Technicians need to step carefully. Humidity and dew point is a non-obvious problem, warns Fitch: “A technician may service an Edge data center on a beautiful 74°F (23°C) morning in Atlanta. He’s thinking it’s a great day to be a data center technician, but Georgia has a lot of humidity and there’s dew on the grass. When the technician opens the door, humid air rushes into the facility, which is at 68F°. Within minutes his equipment is covered in condensation.“
The solution is to carry a handheld temperature and humidity monitor: “Environmental conditions like inrush are non-obvious. You may need to train service personnel on how to interpret readings to determine whether condensation is going to be a problem. A $100 to $200 monitor could save $1,000s."
Alternatively, technicians can use the temperature readouts from the IT equipment itself, but the main thing is awareness: “These would be non-concerns in a brick and mortar data center, but need to be part of the mindset of the Edge service technician.”
Use a tent
To open the door safely, Fitch says we’ll need to work under a shroud: “The best solution is something simple like a small tent that encloses the door and still provides enough room to work.”
Another solution might be an accordion between the Edge enclosure and an air-conditioned bay at the back of the service truck: “These are off the wall ideas but things we need to think about.”
The tent will help with other issues such as air pollution: “You own the land but you don’t own the air stream!” he warns, and pollution can be seasonal. Crops are only sprayed at certain times of year, coal-fired heating systems may be switched on or off, and prevailing winds can change.
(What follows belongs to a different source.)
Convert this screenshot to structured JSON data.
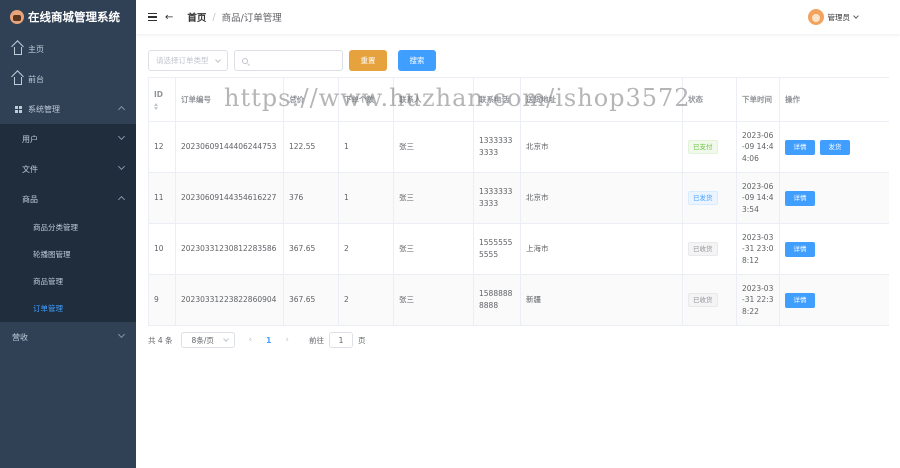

Pollution and corrosion are cumulative failure risks. Material that enters on one occasion will remain there, and accumulate. As well as potentially causing short circuits, extraneous matter in Edge data centers can cause corrosion.
Real-time corrosion monitors are available, and - importantly for Edge facilities - they can be networked and checked remotely. “You want advance notice of corrosion problems, with enough lead time to install corrosion abatement filtration,” says Fitch.
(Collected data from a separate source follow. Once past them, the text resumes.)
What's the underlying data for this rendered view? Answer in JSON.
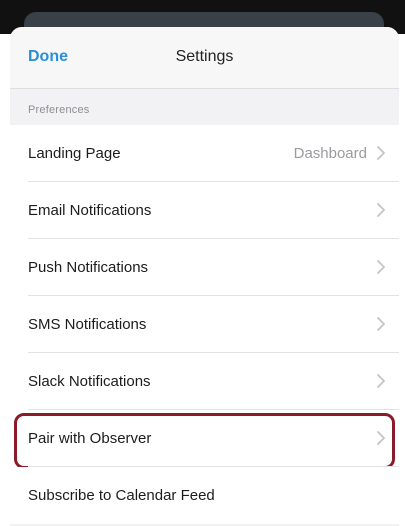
{
  "navbar": {
    "done_label": "Done",
    "title": "Settings"
  },
  "section": {
    "header": "Preferences"
  },
  "rows": [
    {
      "label": "Landing Page",
      "value": "Dashboard"
    },
    {
      "label": "Email Notifications"
    },
    {
      "label": "Push Notifications"
    },
    {
      "label": "SMS Notifications"
    },
    {
      "label": "Slack Notifications"
    },
    {
      "label": "Pair with Observer",
      "highlighted": true
    },
    {
      "label": "Subscribe to Calendar Feed"
    }
  ],
  "colors": {
    "accent": "#2a8fd6",
    "highlight_border": "#8b1a2a"
  },
  "icons": {
    "chevron": "chevron-right-icon"
  }
}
“If you wait until you are seeing corrosion-related failures, all of your IT equipment has likely been compromised and you will either have to live with a high failure rate or do an expensive rip-and-replace with new equipment. Neither is a good option.”
Full-scale data centers have filters to keep out dust, but Edge facilities don’t: “Dust is usually removed by MERV 11 and 13 class filtration,” Fitch explains. “When you open the door to one of these modular data centers, you completely circumvent the filtration.”
This dust accumulates. “You might say ‘Why can’t I just take compressed air and blow it out?’ Well, here's the problem. A lot of dust is comprised of silicon dioxide, but some dust also has stuff like gypsum, salts, and other materials. If they get down inside a contact, like a DIMM or a processor, and you do a service on those, what you can do is actually smear the particles onto the contact. I liken it to smearing peanut butter or Nutella on toast. It's very thick and viscous and, by golly, if you want to get it off the toast, it's pretty hard to do!”
This is made worse, he says, by the sheer number of contacts. One 2U server can have 10,000 contacts (288 per DIMM, 3,600 per CPU, and 64 or 98 per PCIe). “Some of these contacts are redundant - like power and ground - so they're non-critical. But a lot of these are single point of failure contacts. So if you get a smear on that contact, you have a failure.”
These considerations means Edge data centers end up being lowering the overall efficiency of the data center fleet, says Fitch.
Data center builders are working to eliminate air conditioning from brick and mortar facilities, and minimize redundant equipment, but Edge data centers will have to be designed for reliability.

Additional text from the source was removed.